The Broadway bridge adjacent to the station required replacement with a longer bridge to accommodate the Green Line tracks. A temporary utility bridge was constructed in the first half of 2015. Replacement of the road bridge required a lengthy closure of Broadway — one of the primary east–west arterials in Somerville. Several options to shorten the detour for pedestrians, including retrofitting the utility bridge to serve as a footbridge, were found to be infeasible. The bridge closed on March 22, 2019, with bus routes 80 and 89 detoured. Demolition of the old bridge began the next day. The new bridge partially opened (with one lane per direction and one sidewalk) on June 6, 2020, and was fully opened by November.

Several older buildings, including a bowling alley, were demolished in April 2019 to make way for the station and the traction power substation. Work on the substation was underway by February 2020. Construction of the platform foundation began by August 2020; it was completed by November, with the platform poured by the end of the year. The canopy was completed in April 2021, with the elevator shaft and headhouse frame erected in May. In July 2021, the MBTA indicated that planning for adjacent transit-oriented development would not take place until after the station opened.

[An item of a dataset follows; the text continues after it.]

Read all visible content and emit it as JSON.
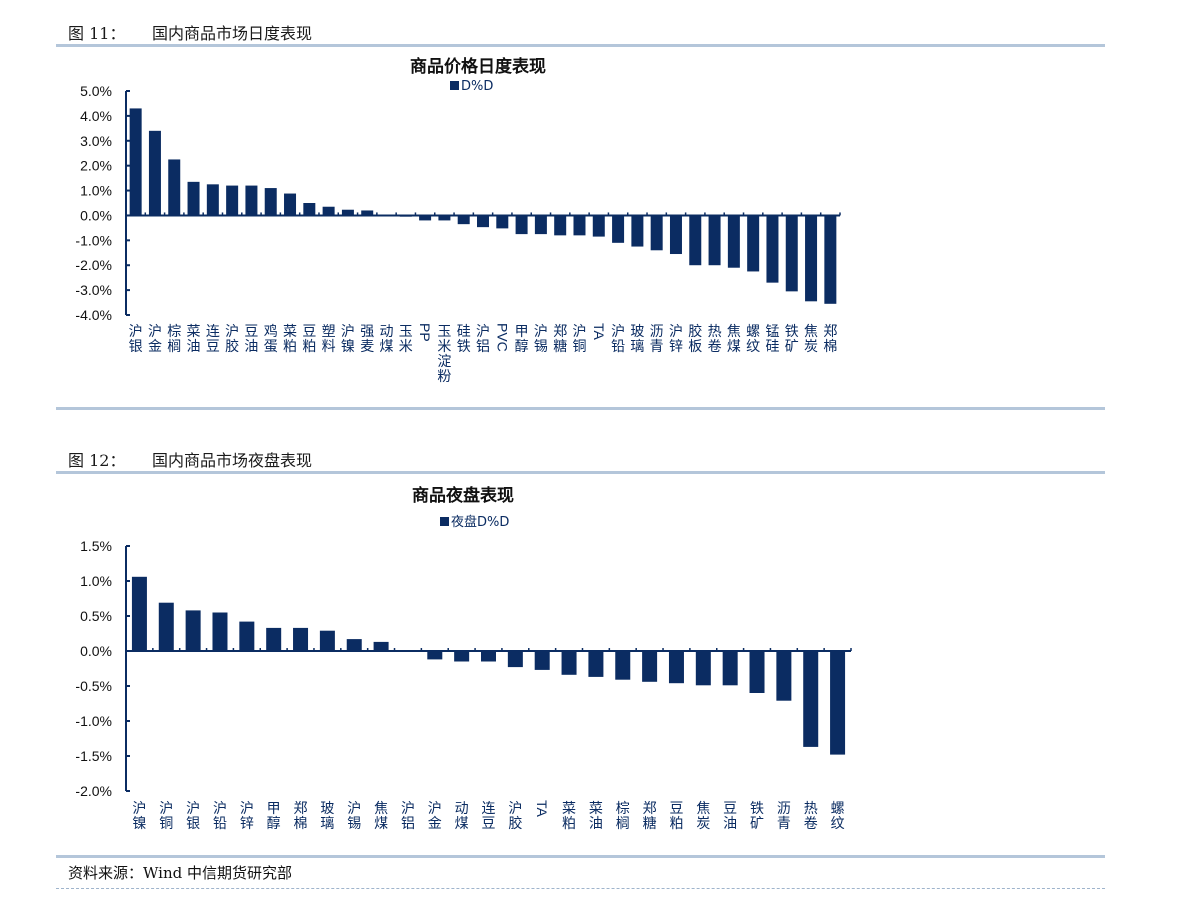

Original plans called for the D branch to be extended to Medford/Tufts. However, in April 2021, the MBTA indicated that the Medford branch would instead be served by the E branch. By March 2021, the station was expected to open in December 2021. In June 2021, the MBTA indicated an additional delay, under which the station was expected to open in May 2022. In February 2022, the MBTA announced that the Medford Branch would open in "late summer". Train testing on the Medford Branch began in May 2022. In August 2022, the planned opening was delayed to November 2022. The Medford Branch, including Ball Square station, opened on December 12, 2022.